O grupo com mais tempo de manifestação da AR apresentou limiares de altas frequências significativamente mais rebaixados em relação ao grupo controle. Tal fato também foi observado no estudo de Öztürk et al. (2004), no qual

os pacientes com AR apresentaram maiores limiares na audiometria de altas frequências (10000 a 16000 Hz) quando comparados com o grupo controle normal. Os pacientes foram separados em 4 grupos conforme evolução da doença: I – 1 a 5 anos de doença, II – 6 a 10 anos de doença, III – 11 a 15 anos de doença e IV – 16 anos ou mais de doença. Os autores concluíram que, com o avanço da doença, os limiares audiométricos e de altas frequências tendem a piorar. Em concordância, esta pesquisa também encontrou diferença estatisticamente significante nos limiares de audiometria de altas frequências comparando o grupo AR1 e controle.

Carvallo (2002) concluiu que há grande variabilidade para audiometria de altas frequências em indivíduos com audiometria tonal liminar normal após avaliar 86 indivíduos com idades entre 18 e 30 anos. Seus resultados, em dB NA aproximaram-se do estudo de Frank (2001). Em concordância, nesta pesquisa os resultados apresentaram variabilidade entre os sujeitos com artrite reumatoide e do grupo controle, entretanto os limiares do grupo AR1 evidenciaram-se consistentemente mais rebaixados para a maioria dos participantes.

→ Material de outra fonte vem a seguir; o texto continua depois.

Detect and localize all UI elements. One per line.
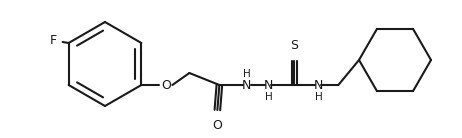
Text: N: N (242, 79, 252, 91)
Text: H: H (265, 91, 273, 102)
Text: F: F (49, 34, 57, 47)
Text: H: H (243, 68, 251, 79)
Text: N: N (314, 79, 323, 91)
Text: H: H (315, 91, 323, 102)
Text: O: O (161, 79, 171, 91)
Text: O: O (213, 119, 222, 132)
Text: S: S (291, 39, 298, 52)
Text: N: N (264, 79, 274, 91)
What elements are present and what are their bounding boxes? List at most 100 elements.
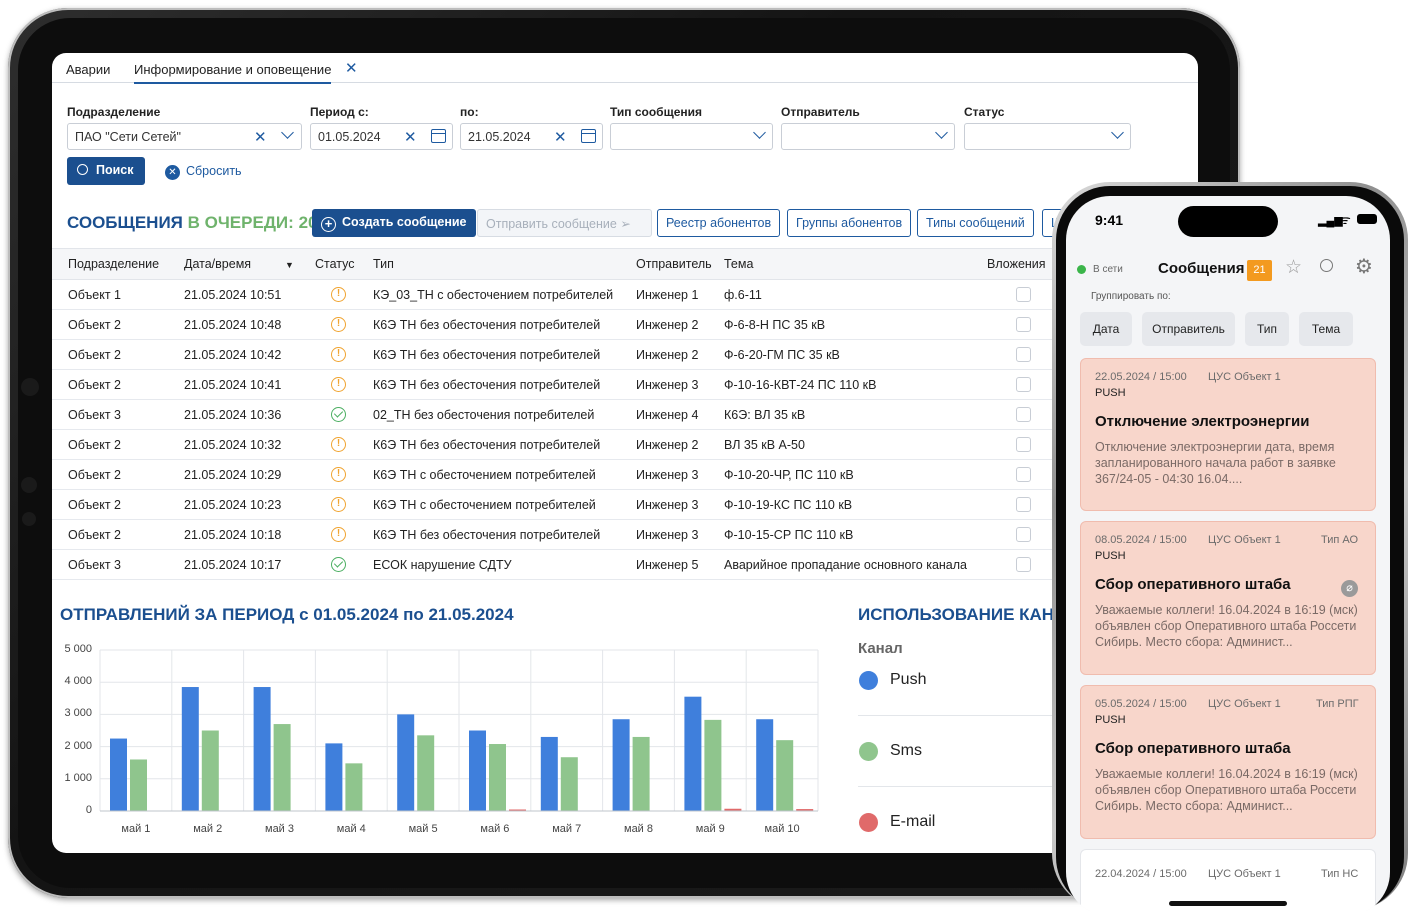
group-date-button[interactable]: Дата <box>1080 312 1132 346</box>
bar-sms[interactable] <box>632 736 650 811</box>
group-sender-button[interactable]: Отправитель <box>1142 312 1235 346</box>
bar-push[interactable] <box>397 714 415 811</box>
status-pending-icon: ! <box>331 317 346 332</box>
legend-push[interactable]: Push <box>890 671 927 688</box>
bar-push[interactable] <box>181 687 199 811</box>
table-row[interactable]: Объект 1 21.05.2024 10:51 КЭ_03_ТН с обест… <box>52 280 1198 310</box>
message-card[interactable]: 05.05.2024 / 15:00 ЦУС Объект 1 Тип РПГ … <box>1080 685 1376 839</box>
x-tick-label: май 10 <box>764 823 800 835</box>
msg-type-select[interactable] <box>610 123 773 150</box>
bar-push[interactable] <box>110 738 127 811</box>
col-topic[interactable]: Тема <box>724 257 754 271</box>
table-row[interactable]: Объект 3 21.05.2024 10:17 ЕСОК нарушение С… <box>52 550 1198 580</box>
cell-type: К6Э ТН без обесточения потребителей <box>373 348 601 362</box>
calendar-icon[interactable] <box>431 129 446 143</box>
bar-push[interactable] <box>469 730 486 812</box>
bar-sms[interactable] <box>489 744 506 811</box>
create-message-button[interactable]: + Создать сообщение <box>312 209 476 237</box>
legend-divider <box>858 786 1198 787</box>
calendar-icon[interactable] <box>581 129 596 143</box>
table-row[interactable]: Объект 2 21.05.2024 10:23 К6Э ТН с обесточ… <box>52 490 1198 520</box>
attachment-checkbox[interactable] <box>1016 287 1031 302</box>
cell-div: Объект 2 <box>68 438 121 452</box>
col-attachments[interactable]: Вложения <box>987 257 1046 271</box>
attachment-checkbox[interactable] <box>1016 317 1031 332</box>
sender-select[interactable] <box>781 123 955 150</box>
gear-icon[interactable]: ⚙ <box>1355 256 1373 278</box>
registry-button[interactable]: Реестр абонентов <box>657 209 781 237</box>
cell-sender: Инженер 4 <box>636 408 699 422</box>
bar-sms[interactable] <box>417 735 435 811</box>
bar-sms[interactable] <box>130 759 147 811</box>
clear-icon[interactable]: ✕ <box>554 129 567 146</box>
bar-e-mail[interactable] <box>796 809 814 811</box>
status-select[interactable] <box>964 123 1131 150</box>
table-row[interactable]: Объект 3 21.05.2024 10:36 02_ТН без обесто… <box>52 400 1198 430</box>
bar-push[interactable] <box>612 719 630 811</box>
period-to-field[interactable]: 21.05.2024 ✕ <box>460 123 603 150</box>
clear-icon[interactable]: ✕ <box>254 129 267 146</box>
attachment-checkbox[interactable] <box>1016 377 1031 392</box>
bar-push[interactable] <box>253 687 271 811</box>
bar-sms[interactable] <box>345 763 363 811</box>
star-icon[interactable]: ☆ <box>1285 257 1303 278</box>
chevron-down-icon[interactable] <box>1111 126 1124 139</box>
bar-e-mail[interactable] <box>509 809 526 812</box>
table-row[interactable]: Объект 2 21.05.2024 10:48 К6Э ТН без обест… <box>52 310 1198 340</box>
col-datetime[interactable]: Дата/время <box>184 257 252 271</box>
attachment-checkbox[interactable] <box>1016 347 1031 362</box>
period-from-label: Период с: <box>310 105 369 119</box>
message-card[interactable]: 08.05.2024 / 15:00 ЦУС Объект 1 Тип АО P… <box>1080 521 1376 675</box>
tab-accidents[interactable]: Аварии <box>66 62 111 77</box>
col-division[interactable]: Подразделение <box>68 257 160 271</box>
col-status[interactable]: Статус <box>315 257 355 271</box>
table-row[interactable]: Объект 2 21.05.2024 10:18 К6Э ТН без обест… <box>52 520 1198 550</box>
bar-push[interactable] <box>325 743 343 811</box>
tab-close-icon[interactable]: ✕ <box>345 60 358 77</box>
send-message-button[interactable]: Отправить сообщение ➢ <box>477 209 652 237</box>
division-select[interactable]: ПАО "Сети Сетей" ✕ <box>67 123 302 150</box>
chevron-down-icon[interactable] <box>935 126 948 139</box>
col-sender[interactable]: Отправитель <box>636 257 712 271</box>
attachment-checkbox[interactable] <box>1016 407 1031 422</box>
home-indicator[interactable] <box>1169 901 1287 906</box>
wifi-icon: ᯤ <box>1339 212 1351 227</box>
bar-sms[interactable] <box>704 719 722 811</box>
sent-title: ОТПРАВЛЕНИЙ ЗА ПЕРИОД с 01.05.2024 по 21… <box>60 605 514 624</box>
attachment-checkbox[interactable] <box>1016 437 1031 452</box>
clear-icon[interactable]: ✕ <box>404 129 417 146</box>
attachment-checkbox[interactable] <box>1016 467 1031 482</box>
attachment-checkbox[interactable] <box>1016 497 1031 512</box>
groups-button[interactable]: Группы абонентов <box>787 209 912 237</box>
search-button[interactable]: Поиск <box>67 157 145 185</box>
search-icon[interactable] <box>1320 259 1333 272</box>
group-type-button[interactable]: Тип <box>1245 312 1289 346</box>
bar-sms[interactable] <box>201 730 219 812</box>
bar-sms[interactable] <box>776 740 794 811</box>
col-type[interactable]: Тип <box>373 257 394 271</box>
period-from-field[interactable]: 01.05.2024 ✕ <box>310 123 453 150</box>
message-card[interactable]: 22.05.2024 / 15:00 ЦУС Объект 1 PUSH Отк… <box>1080 358 1376 511</box>
group-topic-button[interactable]: Тема <box>1299 312 1353 346</box>
attachment-icon[interactable]: ⌀ <box>1341 580 1358 597</box>
sort-down-icon[interactable]: ▼ <box>285 260 294 270</box>
bar-sms[interactable] <box>560 757 578 811</box>
table-row[interactable]: Объект 2 21.05.2024 10:29 К6Э ТН с обесточ… <box>52 460 1198 490</box>
bar-push[interactable] <box>540 736 558 811</box>
y-tick-label: 3 000 <box>64 707 92 720</box>
legend-sms[interactable]: Sms <box>890 742 922 759</box>
bar-push[interactable] <box>684 696 702 811</box>
bar-push[interactable] <box>756 719 774 811</box>
attachment-checkbox[interactable] <box>1016 557 1031 572</box>
table-row[interactable]: Объект 2 21.05.2024 10:41 К6Э ТН без обест… <box>52 370 1198 400</box>
bar-sms[interactable] <box>273 724 291 811</box>
reset-button[interactable]: ✕ Сбросить <box>165 164 242 180</box>
message-card[interactable]: 22.04.2024 / 15:00 ЦУС Объект 1 Тип НС <box>1080 849 1376 911</box>
types-button[interactable]: Типы сообщений <box>917 209 1034 237</box>
bar-e-mail[interactable] <box>724 808 742 811</box>
attachment-checkbox[interactable] <box>1016 527 1031 542</box>
table-row[interactable]: Объект 2 21.05.2024 10:32 К6Э ТН без обест… <box>52 430 1198 460</box>
tab-notifications[interactable]: Информирование и оповещение <box>134 62 332 84</box>
legend-e-mail[interactable]: E-mail <box>890 813 936 830</box>
table-row[interactable]: Объект 2 21.05.2024 10:42 К6Э ТН без обест… <box>52 340 1198 370</box>
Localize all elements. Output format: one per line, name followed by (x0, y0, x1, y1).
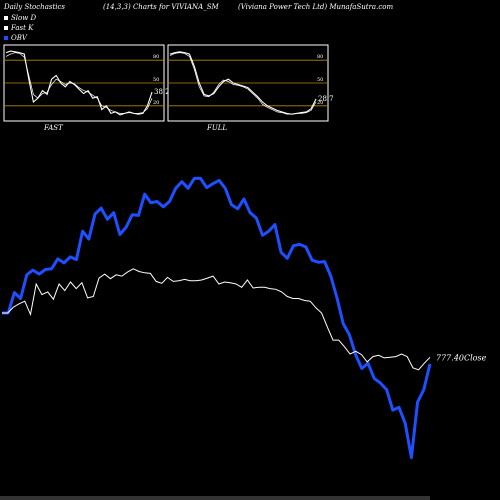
fast-level-label: 50 (153, 77, 159, 83)
obv-price-chart: 777.40Close (0, 176, 487, 500)
close-price-label: 777.40Close (436, 353, 487, 362)
legend-item-fast-k: Fast K (4, 23, 36, 33)
legend-item-slow-d: Slow D (4, 13, 36, 23)
chart-header-left: Daily Stochastics (4, 3, 66, 11)
fast-last-value-label: 38.23 (154, 88, 174, 96)
fast-panel-label: FAST (44, 124, 63, 132)
legend-label-obv: OBV (11, 34, 27, 42)
price-line (2, 268, 431, 371)
legend-label-slow-d: Slow D (11, 14, 37, 22)
fast-series-line (5, 50, 153, 116)
full-level-label: 80 (317, 54, 323, 60)
fast-level-label: 20 (153, 100, 159, 106)
legend-swatch-slow-d (4, 16, 8, 20)
fast-level-label: 80 (153, 54, 159, 60)
full-last-value-label: 28.7 (318, 95, 334, 103)
chart-header-center: (14,3,3) Charts for VIVIANA_SM (103, 3, 219, 11)
full-level-label: 50 (317, 77, 323, 83)
legend-item-obv: OBV (4, 33, 36, 43)
legend: Slow D Fast K OBV (4, 13, 36, 43)
full-level-label: 20 (317, 100, 323, 106)
full-series-line (169, 52, 317, 115)
fast-series-line (5, 52, 153, 114)
legend-label-fast-k: Fast K (11, 24, 34, 32)
full-panel-label: FULL (207, 124, 228, 132)
legend-swatch-obv (4, 36, 8, 40)
legend-swatch-fast-k (4, 26, 8, 30)
chart-header-right: (Viviana Power Tech Ltd) MunafaSutra.com (238, 3, 394, 11)
fast-stochastic-panel: 80 50 20 38.23 (3, 44, 174, 122)
volume-strip (0, 496, 430, 500)
obv-line (2, 176, 432, 460)
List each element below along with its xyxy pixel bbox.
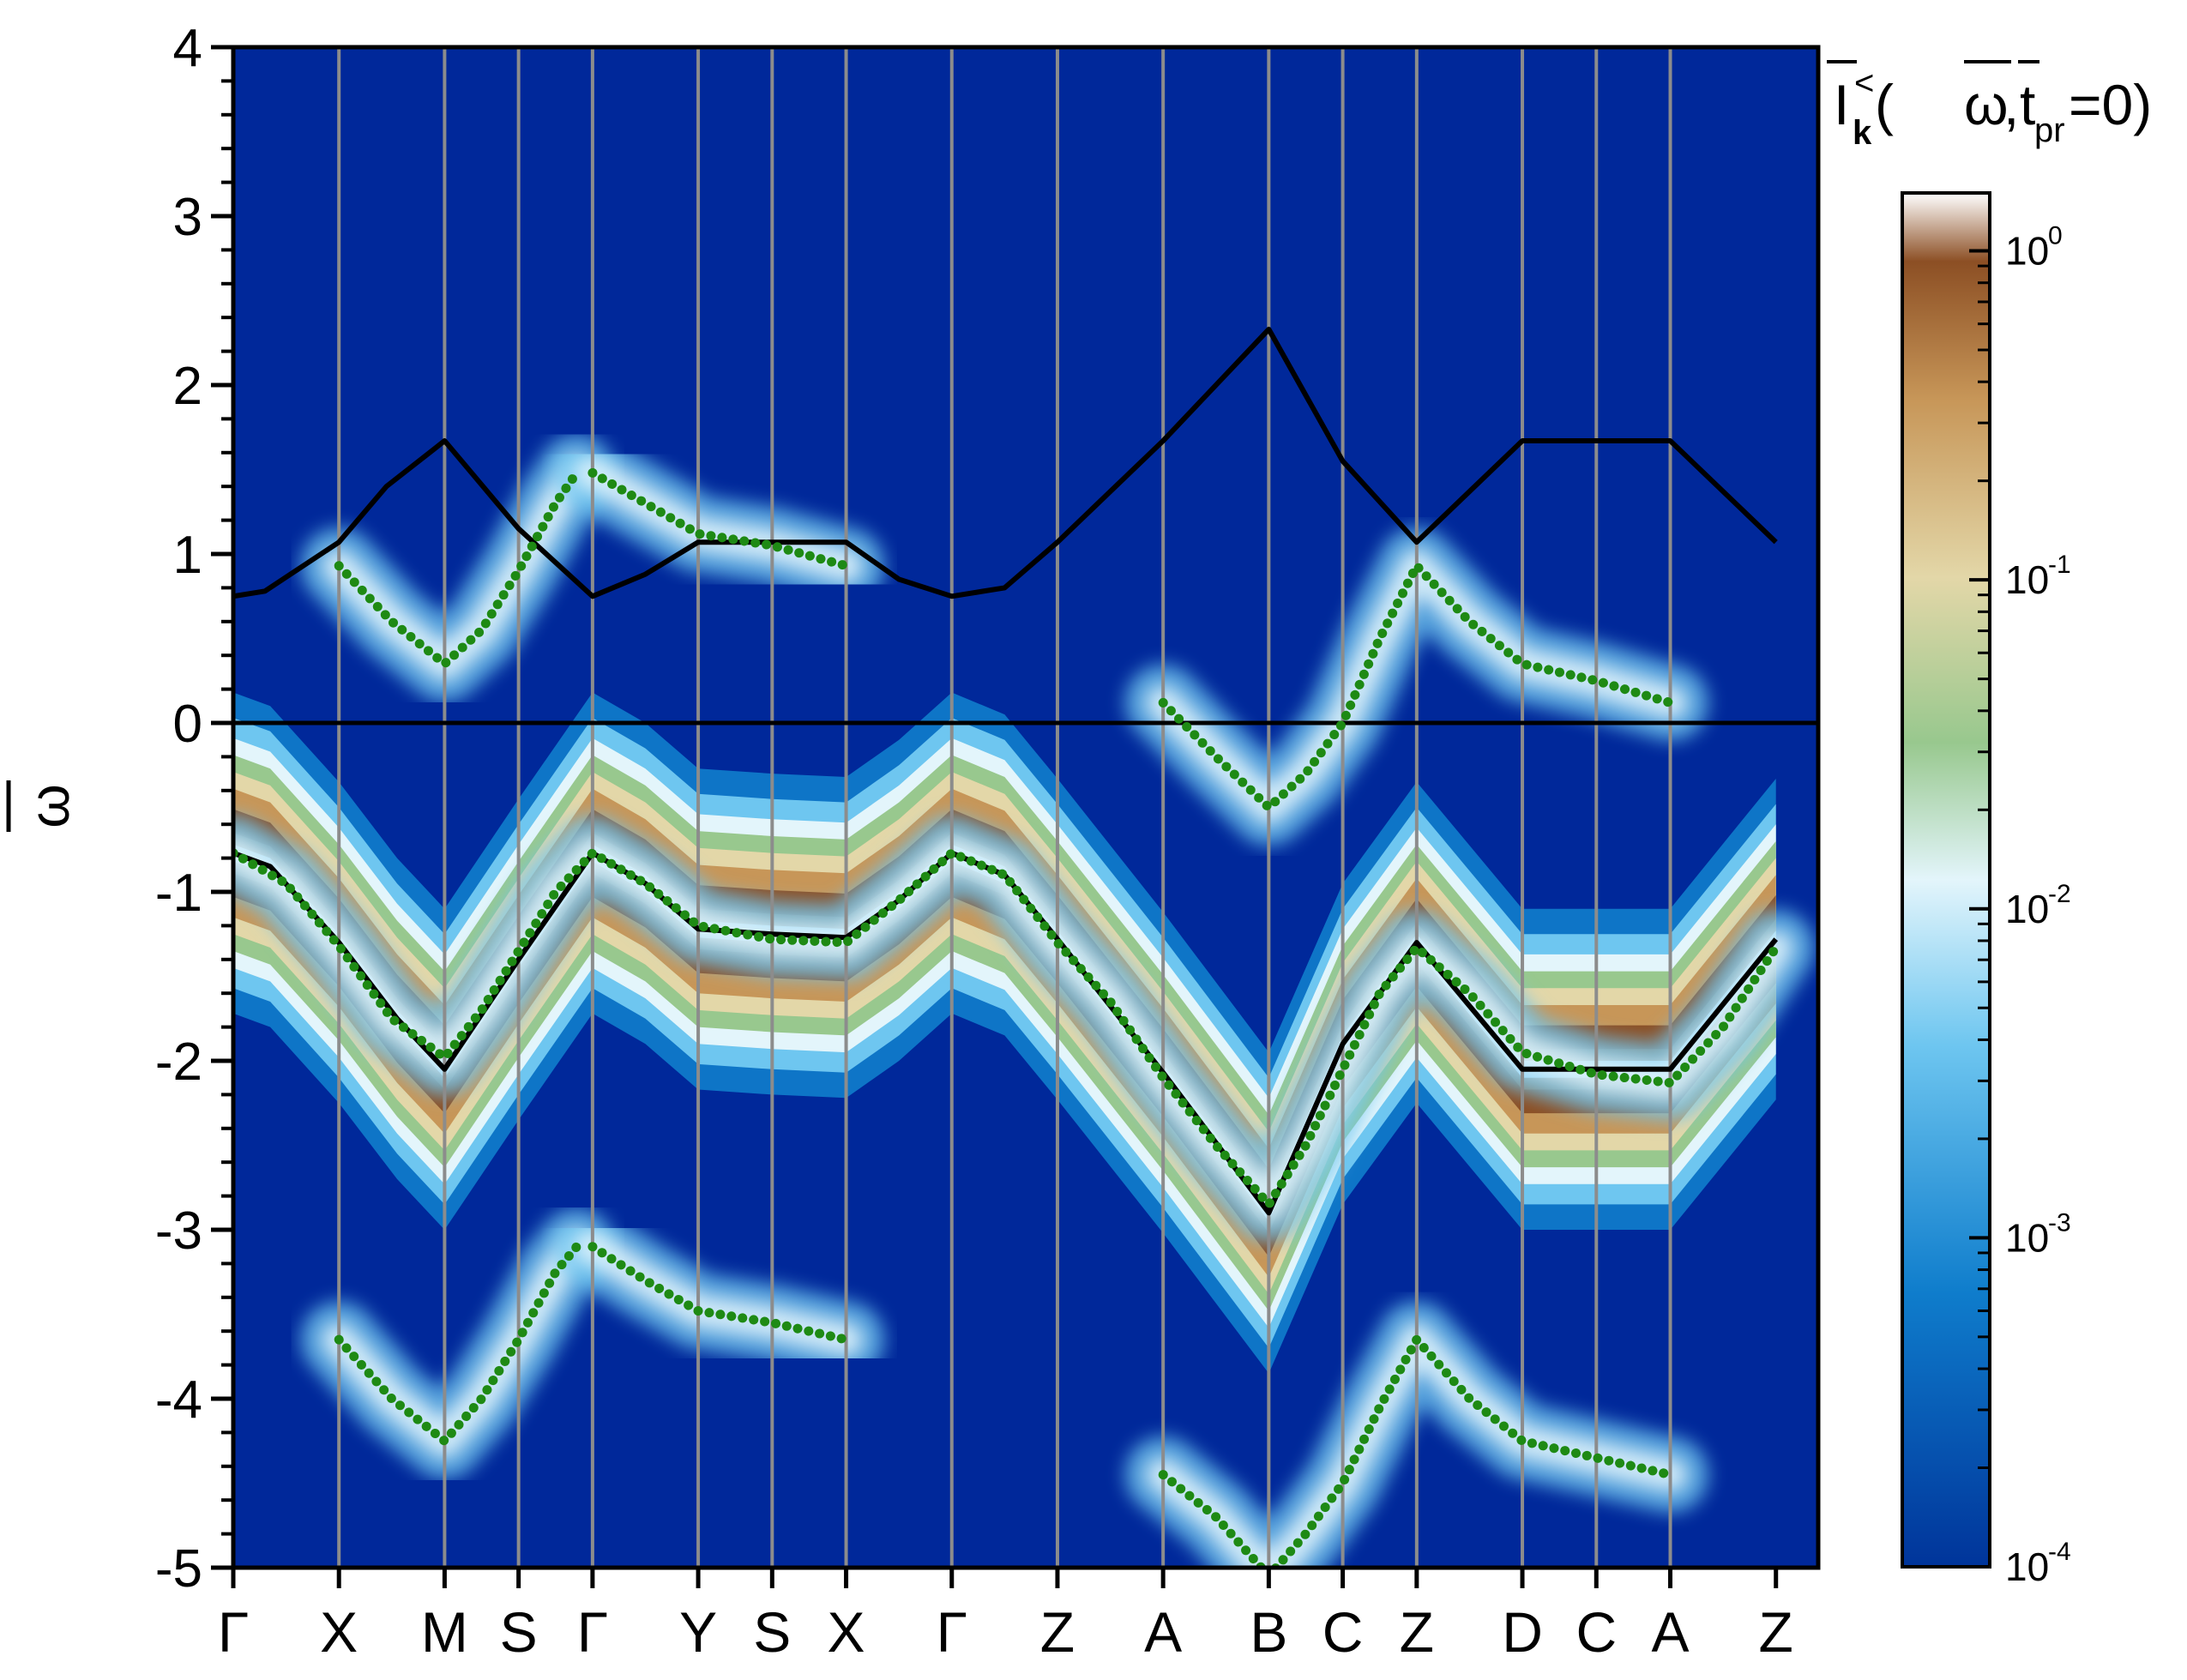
series-dots-7 — [587, 1242, 852, 1345]
y-tick-label: 1 — [173, 526, 202, 585]
colorbar-title: I < k ( ω , t pr =0) — [1827, 60, 2152, 152]
series-dots-8 — [1158, 1334, 1675, 1568]
series-dots-6 — [334, 1242, 581, 1446]
title-t-sub: pr — [2034, 111, 2065, 149]
y-tick-label: 4 — [173, 19, 202, 78]
y-tick-label: -3 — [155, 1201, 202, 1261]
colorbar-tick-exponent: -2 — [2048, 880, 2071, 908]
y-label-text: ω — [17, 784, 81, 828]
k-label: Γ — [218, 1600, 249, 1664]
k-label: Z — [1040, 1600, 1075, 1664]
colorbar-tick-base: 10 — [2005, 557, 2049, 602]
title-sep: , — [2003, 73, 2019, 136]
series-dots-5 — [1158, 561, 1675, 812]
series-dots-3 — [334, 467, 581, 669]
y-tick-label: -5 — [155, 1539, 202, 1599]
y-axis-label: ω — [6, 780, 81, 832]
k-label: S — [500, 1600, 538, 1664]
k-label: Γ — [577, 1600, 608, 1664]
title-omega: ω — [1964, 73, 2009, 136]
colorbar-tick-base: 10 — [2005, 229, 2049, 274]
series-line-1 — [233, 327, 1778, 599]
colorbar-tick-exponent: 0 — [2048, 222, 2063, 250]
plot-frame — [231, 45, 1821, 1570]
y-tick-label: 2 — [173, 357, 202, 416]
k-label: Γ — [937, 1600, 967, 1664]
title-base: I — [1834, 73, 1849, 136]
k-label: A — [1144, 1600, 1182, 1664]
colorbar-tick-base: 10 — [2005, 1215, 2049, 1260]
y-tick-label: -2 — [155, 1033, 202, 1092]
k-label: X — [320, 1600, 358, 1664]
series-dots-4 — [587, 467, 852, 571]
k-label: B — [1250, 1600, 1287, 1664]
colorbar-tick-exponent: -1 — [2048, 551, 2071, 579]
k-label: M — [421, 1600, 468, 1664]
k-label: X — [828, 1600, 865, 1664]
k-label: C — [1575, 1600, 1617, 1664]
k-label: C — [1322, 1600, 1364, 1664]
y-tick-label: -1 — [155, 864, 202, 923]
title-open: ( — [1875, 73, 1894, 136]
colorbar-tick-exponent: -3 — [2048, 1208, 2071, 1237]
colorbar-gradient — [1901, 191, 1991, 1569]
colorbar-tick-base: 10 — [2005, 1545, 2049, 1589]
y-tick-label: -4 — [155, 1370, 202, 1430]
title-sup: < — [1854, 64, 1874, 102]
title-tail: =0) — [2069, 73, 2152, 136]
k-label: D — [1502, 1600, 1543, 1664]
k-label: Z — [1400, 1600, 1434, 1664]
k-point-grid — [337, 47, 1672, 1568]
colorbar-tick-exponent: -4 — [2048, 1538, 2071, 1566]
y-tick-label: 3 — [173, 188, 202, 247]
y-axis: -5 -4 -3 -2 -1 0 1 2 3 4 — [155, 19, 233, 1599]
k-label: Y — [679, 1600, 717, 1664]
band-series — [233, 327, 1781, 1568]
colorbar-tick-base: 10 — [2005, 887, 2049, 931]
k-label: S — [753, 1600, 791, 1664]
title-sub: k — [1853, 114, 1872, 152]
y-tick-label: 0 — [173, 695, 202, 754]
k-label: A — [1652, 1600, 1690, 1664]
k-label: Z — [1759, 1600, 1793, 1664]
series-dots-2 — [233, 848, 1781, 1209]
title-t: t — [2020, 73, 2035, 136]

5.2. Medidas de imitância acústica com frequência única de sonda

As medidas de imitância acústica com frequência de sonda de 226 Hz incluindo timpanometria e reflexos acústicos ipsilaterais não apresentaram diferença significante entre os grupos AR1, AR2 e controle. Foi possível verificar diferença significante apenas nos reflexos acústicos contralaterais comparando os grupos AR1 e controle.

Estudos detectaram aumento na rigidez do sistema da orelha média com timpanograma do tipo Ar (Özcan et al., 2002, Öztürk et al., 2004; Takatsu et al., 2005, Pascual-Ramos et al., 2012). Salvinelli et al. (2004) não encontraram curva tipo Ar, entretanto os pacientes de artrite reumatoide apresentaram timpanograma com admitância reduzida. Em seu estudo, Pascual-Ramos et al. (2012), observaram também casos de curva tipo Ad. Em relação aos achados timpanométricos da presente pesquisa, mostraram-se fora da normalidade quatro (26%) indivíduos do grupo AR1, um (11%) do grupo AR2 e quatro (26%) do grupo controle. A pressão do pico timpanométrico mostrou-se alterada em apenas um indivíduo (6%) do grupo AR1.

Roberts (2007), em sua tese de doutorado, afirma que a timpanometria de multifrequências define menor frequência de ressonância de orelha média (média de 791 Hz) no grupo de AR quando comparados com um grupo controle, sendo a diferença significante entre os grupos (média de 967 Hz, p<0,001), sugerindo que o sistema da orelha média dos pacientes com AR apresenta domínio da reactância de massa. Essa diferença entre os grupos sugere também que futuras pesquisas sejam feitas com aquisição de dados de timpanometria multifrequência

Diferentemente do que apresentou a maioria dos estudos (Kastanioudakis et al., 1995; Öztürk et al., 2004, Takatsu et al., 2005, Halligan et al., 2006, Pascual-Ramos et al., 2012), foram encontradas diferenças significantes entre os grupos AR1 e controle em relação ao limiar de reflexo acústico contralateral. O grupo AR1 apresentou limiares mais altos além de ausência de resposta de reflexo na modalidade contralateral.